1983‘s efforts are split between Jobson and a solicitor named Piggott (Mark Addy) who has been hired by the mother of the mentally challenged man imprisoned for the child murders in 1974.  It’s immediately clear to Piggott that the man was incapable of the crimes and forced to take the blame, setting him on a path that promises ugly truths that connect to his own family.

Red Riding never offers a character that isn’t somehow bruised or tormented.  Many of the primaries in the films have just lost parents or children, or have been affected by the arrest and abuse of someone close.  And no one escapes the events of the trilogy unscathed.  While there isn’t a need for comic relief, per se, some inkling that the world is not completely dark and lurid would have been comforting.  This almost doesn’t happen, and when it does, feels sudden and convenient.

The films are artistically similar despite three different directors (1974 by Julian Jarrold; 1980 by James Marsh; 1983 by Anand Tucker), and all three benefit from richly detailed production design.   But the trilogy would have suffered greatly without its splendid, impressive cast.  Considine and Morrissey are brilliant, keeping their respective character’s emotions reined in tightly, and Garfield makes Dunford’s recklessness seem utterly genuine.  But some of the smaller roles deserve as much praise.  Warren Clarke, who played the violent thug Dim in A Clockwork Orange thirty years ago, seethes with discontent as the ringleader of Yorkshire’s corrupt police force.  Sean Bean brings bluster, confidence and machismo as a contractor with big ideas about how to improve the value of North England through a new thing “the Americans call a mall“.  Eddie Marsan is too good for the limited role of a hack reporter in 1974. And Peter Mullan is magnificently understated in all three films as a local priest who has his own personal conflicts with the authorities.
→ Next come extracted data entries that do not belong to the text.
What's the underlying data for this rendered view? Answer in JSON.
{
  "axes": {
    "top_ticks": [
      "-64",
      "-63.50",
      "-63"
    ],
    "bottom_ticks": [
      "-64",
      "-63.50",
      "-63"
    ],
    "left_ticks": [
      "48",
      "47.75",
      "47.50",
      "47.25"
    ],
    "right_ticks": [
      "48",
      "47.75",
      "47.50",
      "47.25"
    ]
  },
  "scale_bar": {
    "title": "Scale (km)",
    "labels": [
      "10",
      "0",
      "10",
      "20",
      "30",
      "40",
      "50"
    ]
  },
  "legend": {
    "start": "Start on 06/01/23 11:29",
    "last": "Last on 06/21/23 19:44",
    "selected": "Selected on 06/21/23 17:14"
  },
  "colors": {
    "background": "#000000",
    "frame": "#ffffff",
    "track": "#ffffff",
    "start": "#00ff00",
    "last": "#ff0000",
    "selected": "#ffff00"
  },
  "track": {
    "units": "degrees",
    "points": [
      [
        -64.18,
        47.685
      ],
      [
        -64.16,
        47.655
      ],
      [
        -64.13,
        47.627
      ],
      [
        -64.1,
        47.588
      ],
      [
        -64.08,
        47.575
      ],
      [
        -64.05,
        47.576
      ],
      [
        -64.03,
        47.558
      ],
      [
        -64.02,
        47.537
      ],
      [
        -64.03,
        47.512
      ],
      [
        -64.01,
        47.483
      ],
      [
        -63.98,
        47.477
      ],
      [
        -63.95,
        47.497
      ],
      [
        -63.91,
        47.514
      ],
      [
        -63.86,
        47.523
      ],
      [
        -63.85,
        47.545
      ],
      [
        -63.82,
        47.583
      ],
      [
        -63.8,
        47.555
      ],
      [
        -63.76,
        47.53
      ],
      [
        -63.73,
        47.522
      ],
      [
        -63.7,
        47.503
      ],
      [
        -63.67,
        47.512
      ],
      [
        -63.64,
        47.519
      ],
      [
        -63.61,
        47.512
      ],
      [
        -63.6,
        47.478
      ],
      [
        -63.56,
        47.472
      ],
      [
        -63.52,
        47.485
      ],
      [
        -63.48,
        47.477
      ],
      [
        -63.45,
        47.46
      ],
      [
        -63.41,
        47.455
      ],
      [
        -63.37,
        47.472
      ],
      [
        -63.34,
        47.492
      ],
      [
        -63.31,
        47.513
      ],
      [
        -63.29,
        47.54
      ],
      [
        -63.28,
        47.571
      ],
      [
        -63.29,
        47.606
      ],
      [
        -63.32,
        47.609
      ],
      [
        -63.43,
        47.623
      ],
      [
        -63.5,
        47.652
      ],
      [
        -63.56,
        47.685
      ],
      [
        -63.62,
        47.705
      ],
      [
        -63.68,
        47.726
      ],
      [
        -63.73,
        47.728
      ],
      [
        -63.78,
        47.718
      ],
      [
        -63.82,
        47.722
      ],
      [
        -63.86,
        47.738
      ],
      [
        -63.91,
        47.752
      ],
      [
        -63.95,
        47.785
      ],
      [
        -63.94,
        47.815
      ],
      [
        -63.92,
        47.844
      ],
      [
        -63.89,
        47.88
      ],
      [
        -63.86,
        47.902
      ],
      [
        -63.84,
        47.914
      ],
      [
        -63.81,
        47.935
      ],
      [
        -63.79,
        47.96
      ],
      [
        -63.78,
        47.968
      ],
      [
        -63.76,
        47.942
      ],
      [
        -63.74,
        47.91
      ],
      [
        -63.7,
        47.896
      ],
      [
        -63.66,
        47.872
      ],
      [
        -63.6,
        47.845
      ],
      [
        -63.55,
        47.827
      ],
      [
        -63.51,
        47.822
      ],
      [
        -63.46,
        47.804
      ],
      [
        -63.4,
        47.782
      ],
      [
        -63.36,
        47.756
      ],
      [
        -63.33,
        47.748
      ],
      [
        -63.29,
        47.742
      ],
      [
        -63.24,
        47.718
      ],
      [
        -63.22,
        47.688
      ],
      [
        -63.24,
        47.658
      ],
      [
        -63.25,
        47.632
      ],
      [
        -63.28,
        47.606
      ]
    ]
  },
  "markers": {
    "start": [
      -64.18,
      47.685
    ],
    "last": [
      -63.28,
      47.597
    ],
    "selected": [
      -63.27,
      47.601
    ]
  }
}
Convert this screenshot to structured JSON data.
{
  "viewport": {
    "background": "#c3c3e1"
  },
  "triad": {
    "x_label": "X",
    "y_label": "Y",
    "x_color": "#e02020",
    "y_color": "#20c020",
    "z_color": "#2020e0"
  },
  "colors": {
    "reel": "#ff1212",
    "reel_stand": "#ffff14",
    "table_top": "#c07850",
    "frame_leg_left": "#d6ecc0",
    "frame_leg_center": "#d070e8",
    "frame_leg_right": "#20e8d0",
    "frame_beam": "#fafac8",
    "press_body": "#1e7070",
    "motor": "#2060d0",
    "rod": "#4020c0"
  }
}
An opera of mistrust, betrayal and mostly futile attempts at justice, the Red Riding Trilogy spreads a heavy, suffocating web that spreads out to dark, unthinkable places.  Getting through it feels simultaneously victorious and tiring.  But as it moves toward its resolution, you begin to wonder what’s the point? The strength of the films’ conviction does not fully compensate for the depths of its dire story, and that oppressive weight is difficult to endure.

One thought on “Review: Red Riding Trilogy”

  1. Agreed that the cast is superb — Peter Mullan is one of my favorite actors (particularly in The Claim and Miss Julie) and Sean Bean totally redeemed himself for me in this. I also enjoyed Rebecca Hall’s performance.

    They are dark, somewhat relentlessly so, especially the first installment. The palpability of the menacing undercurrent and the pathetic doomed attempts at intimacy carry a kind of unsavoury truth about a certain kind of place and certain kinds of power. Dire, yes, but haunting.